The Ethylene decision further cements the Commission’s approach to making the 10% uplift a standardised practice in purchaser cartel decisions. This transpires from the lack of any analysis in the decision as to whether the unlawful conduct had actually depressed the value of purchases and, if so, by how much. Clariant’s appeal presents an opportunity for the General Court to revisit its Recylex and Campine judgments and re-assess the Commission’s one-size-fits-all fine uplift for purchaser cartels.


[1]      The fourth participant escaped a fine on account of its successful immunity application.

[2]      Ethylene (Case COMP/AT.40410), Commission decision of July 14, 2020.

[3]      Car battery recycling (Case COMP/AT.40018), Commission decision of February 8, 2017.

[4]      Ethylene, para. 71.

[5]      Ethylene, para. 142.

[6]      Ethylene, para. 143.

[7]      Guidelines on the method of setting fines imposed pursuant to Article 23(2)(a) of Regulation (EC) No. 1/2003, OJ 2006 C 210/2, para. 37.

[8]      Car battery recycling, para. 364.

[9]      Recylex v. Commission, (Case T-222/17), EU:T:2019:356, as reported in our May 2019 EU Competition Law Newsletter; see also, Campine and Campine Recycling v. Commission, (Case T-240/17) EU:T:2019:778, as reported in our November 2019 EU Competition Law Newsletter.

[10]    Recylex, para. 127; Campine, para. 345.
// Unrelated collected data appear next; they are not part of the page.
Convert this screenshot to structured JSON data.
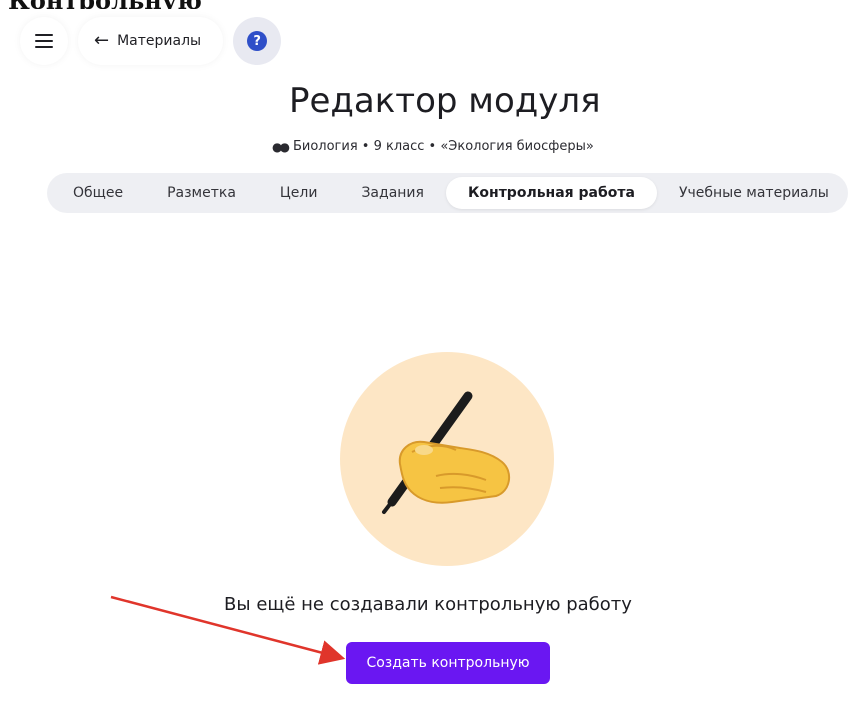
{
  "doc_fragment": "Контрольную",
  "topbar": {
    "back_label": "Материалы",
    "help_glyph": "?"
  },
  "header": {
    "title": "Редактор модуля",
    "subtitle": "Биология • 9 класс • «Экология биосферы»"
  },
  "tabs": [
    {
      "label": "Общее",
      "active": false
    },
    {
      "label": "Разметка",
      "active": false
    },
    {
      "label": "Цели",
      "active": false
    },
    {
      "label": "Задания",
      "active": false
    },
    {
      "label": "Контрольная работа",
      "active": true
    },
    {
      "label": "Учебные материалы",
      "active": false
    }
  ],
  "empty_state": {
    "illustration": "writing-hand-icon",
    "message": "Вы ещё не создавали контрольную работу",
    "button_label": "Создать контрольную"
  },
  "colors": {
    "accent": "#6a17f2",
    "help": "#2f4fc8",
    "annotation_arrow": "#e0352b",
    "circle": "#fde6c5"
  }
}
[11]    Campine, para. 347.

[12]    Action brought on September 25, 2020, Clariant and Clariant International v. Commission (Case T-590/20), OJ 2020 C 399/42.

[13]    See, Printeos and Others v. Commission (Case T-95/15) EU:T:2016:722, where the General Court found that the Commission failed to state adequate reasons (as Clariant argues in the Ethylene appeal) and annulled the fine. Another such appeal was lodged and later withdrawn by Société Générale against Euro Interest Rate Derivatives (Case COMP/AT.39914), Commission decision of February 7, 2016. Société Générale withdrew its appeal following the Commission’s adoption of an amendment decision unilaterally reducing Société Générale’s fine.

[14]    Clariant was indirectly involved in the Monochloroacetic acid cartel (i.e., as a parent company of one of the direct participants in the infringement). The infringement was a supplier cartel consisting of two practices: (i) the exchange of pricing information; and (ii) the allocation of volumes and customers. See, MCAA (Case COMP/AT.37773), Commission decision of January 19, 2005, paras. 84–92.

[15]    Ethylene, para. 138, third bullet point. This approach seems consistent with the General Court’s 2007 judgment in BASF AG and UCB SA v. Commission

(Joined Cases T-101/05 and T-111/05) EU:T:2007:380, para. 64.